The bar association has always resisted any effort to require lawyers to expose their criminal clients and, morally equivocating yet again, the association is pressing Congress to rethink the efficacy of the law it just passed with overwhelming bipartisan support.
The statute seems easy enough to live with. It doesn't demand that the lawyer swear out a warrant, or even appear on Larry King's show, but only that he report evidence of wrongdoing to senior officers of a corporate client and, if their response doesn't seem appropriate, then to the company's outside directors or to its entire board. A lawyer who doesn't comply runs the risk of being barred from practice before the Securities and Exchange Commission (SEC).
The SEC has been given the job of spelling out a lawyer's responsibilities under the new law. Chairman Harvey L. Pitt understands that lawyers who represent public companies are supposed to serve their shareholders, not just corporate management, or they become complicit in their clients' frauds.
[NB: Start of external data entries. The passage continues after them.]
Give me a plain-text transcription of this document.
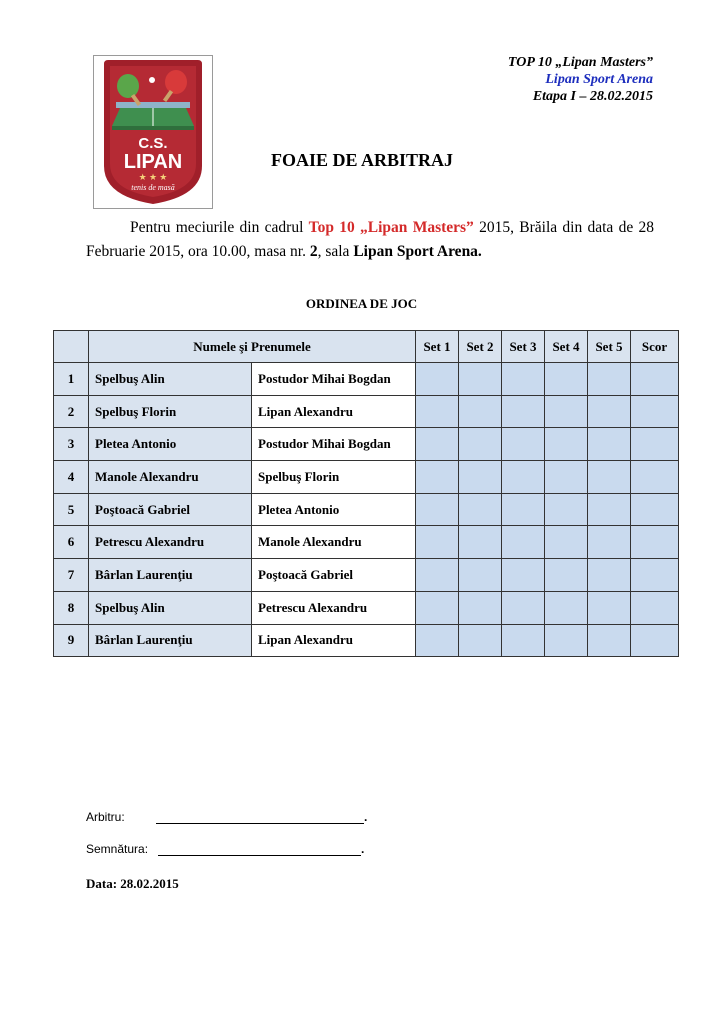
TOP 10 „Lipan Masters”
Lipan Sport Arena
Etapa I – 28.02.2015
C.S.
LIPAN
★ ★ ★
tenis de masă
FOAIE DE ARBITRAJ
Pentru meciurile din cadrul Top 10 „Lipan Masters” 2015, Brăila din data de 28 Februarie 2015, ora 10.00, masa nr. 2, sala Lipan Sport Arena.
ORDINEA DE JOC
	Numele şi Prenumele		Set 1	Set 2	Set 3	Set 4	Set 5	Scor
1	Spelbuş Alin	Postudor Mihai Bogdan						
2	Spelbuş Florin	Lipan Alexandru						
3	Pletea Antonio	Postudor Mihai Bogdan						
4	Manole Alexandru	Spelbuş Florin						
5	Poştoacă Gabriel	Pletea Antonio						
6	Petrescu Alexandru	Manole Alexandru						
7	Bârlan Laurenţiu	Poştoacă Gabriel						
8	Spelbuş Alin	Petrescu Alexandru						
9	Bârlan Laurenţiu	Lipan Alexandru						
Arbitru:	.
Semnătura:	.
Data: 28.02.2015
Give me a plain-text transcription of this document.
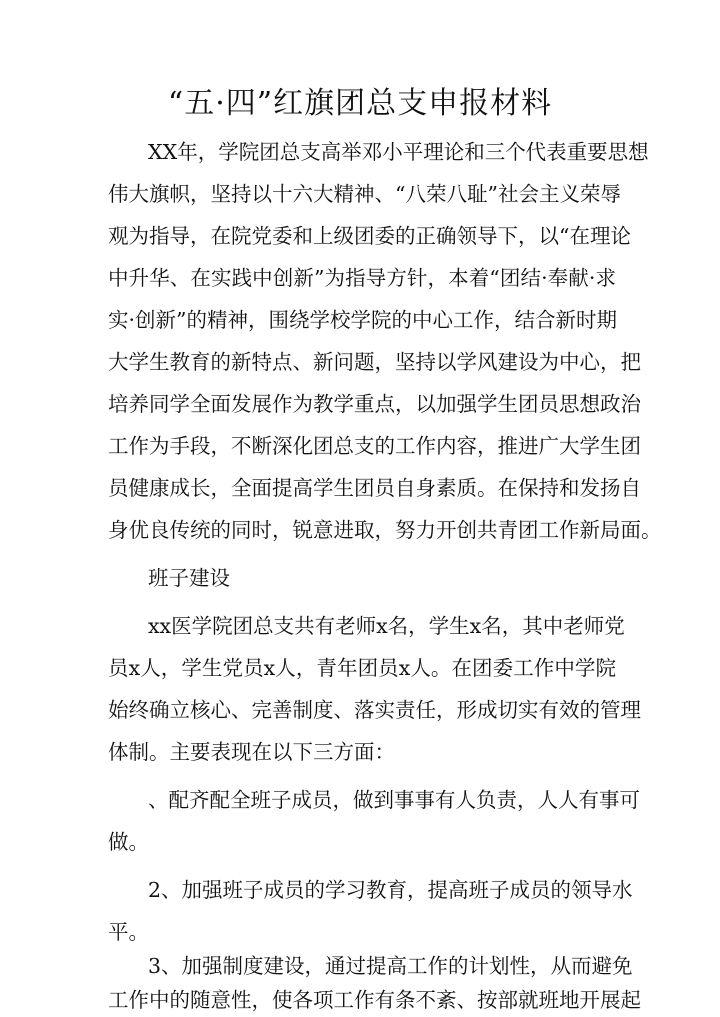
“五·四”红旗团总支申报材料
XX年，学院团总支高举邓小平理论和三个代表重要思想
伟大旗帜，坚持以十六大精神、“八荣八耻”社会主义荣辱
观为指导，在院党委和上级团委的正确领导下，以“在理论
中升华、在实践中创新”为指导方针，本着“团结·奉献·求
实·创新”的精神，围绕学校学院的中心工作，结合新时期
大学生教育的新特点、新问题，坚持以学风建设为中心，把
培养同学全面发展作为教学重点，以加强学生团员思想政治
工作为手段，不断深化团总支的工作内容，推进广大学生团
员健康成长，全面提高学生团员自身素质。在保持和发扬自
身优良传统的同时，锐意进取，努力开创共青团工作新局面。
班子建设
xx医学院团总支共有老师x名，学生x名，其中老师党
员x人，学生党员x人，青年团员x人。在团委工作中学院
始终确立核心、完善制度、落实责任，形成切实有效的管理
体制。主要表现在以下三方面：
、配齐配全班子成员，做到事事有人负责，人人有事可
做。
2、加强班子成员的学习教育，提高班子成员的领导水
平。
3、加强制度建设，通过提高工作的计划性，从而避免
工作中的随意性，使各项工作有条不紊、按部就班地开展起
Despite the corporate crime wave, the American Bar Assn. (ABA) bemoans the enactment of ethics rules into law. And it's already lobbying Congress to adopt "corrective legislation" that would rescind the recently passed act's intrusion into the state-by-state regulation of lawyers.
But the organized bar can't be trusted to do the right thing.
Months ago, the ABA's governing body decisively rejected a model ethics rule that would have permitted a lawyer to blow the whistle on a client who plans to use the lawyer's services to perpetrate a fraud. The watered-down model rule, which was eventually passed, does nothing more than perpetuate a lawyer's right to reveal information he deems necessary to prevent bodily harm.
Everyone agrees that preserving client confidences is indispensable to the fair administration of justice. If a client is afraid to tell his lawyer all he needs to know, the lawyer can't possibly represent his interests as vigorously as he should or mount the most effective defense.
But a client who is out to hurt people forfeits the right to secrecy. And it's not enough that a lawyer be permitted to speak out when a client is about to commit a crime. As a public citizen, the lawyer should be duty-bound to turn the client in, lest he become an unwilling accomplice.
Fortunately, the ABA's model ethics rules aren't binding on lawyers. And 41 jurisdictions, Illinois among them, have adopted a fraud exception to the attorney-client privilege. The Illinois rule lets lawyers here turn their clients in if they believe they're about to commit a crime, but even in Illinois, disclosure is not mandatory.
The ABA and other opponents of a compulsory disclosure rule talk a good game. They fear that clients won' t trust their lawyers as much as they should, and might withhold the information that lawyers need to do their jobs.
But the ABA's thinking is colored by self-interest. The association sees the ban against publicly disclosing confidential information as a shield protecting lawyers from claims that they should have taken steps to safeguard victims from their clients' fraud. And the ABA isn't eager to impose new duties on lawyers; particularly duties that might open them up to lawsuits or compromise their livelihoods.
Without the threat of disclosure, it's tough to persuade miscreant clients to follow the law. Now that the profession has had its chance to police itself and failed, the government's first step at policing lawyers is the right step.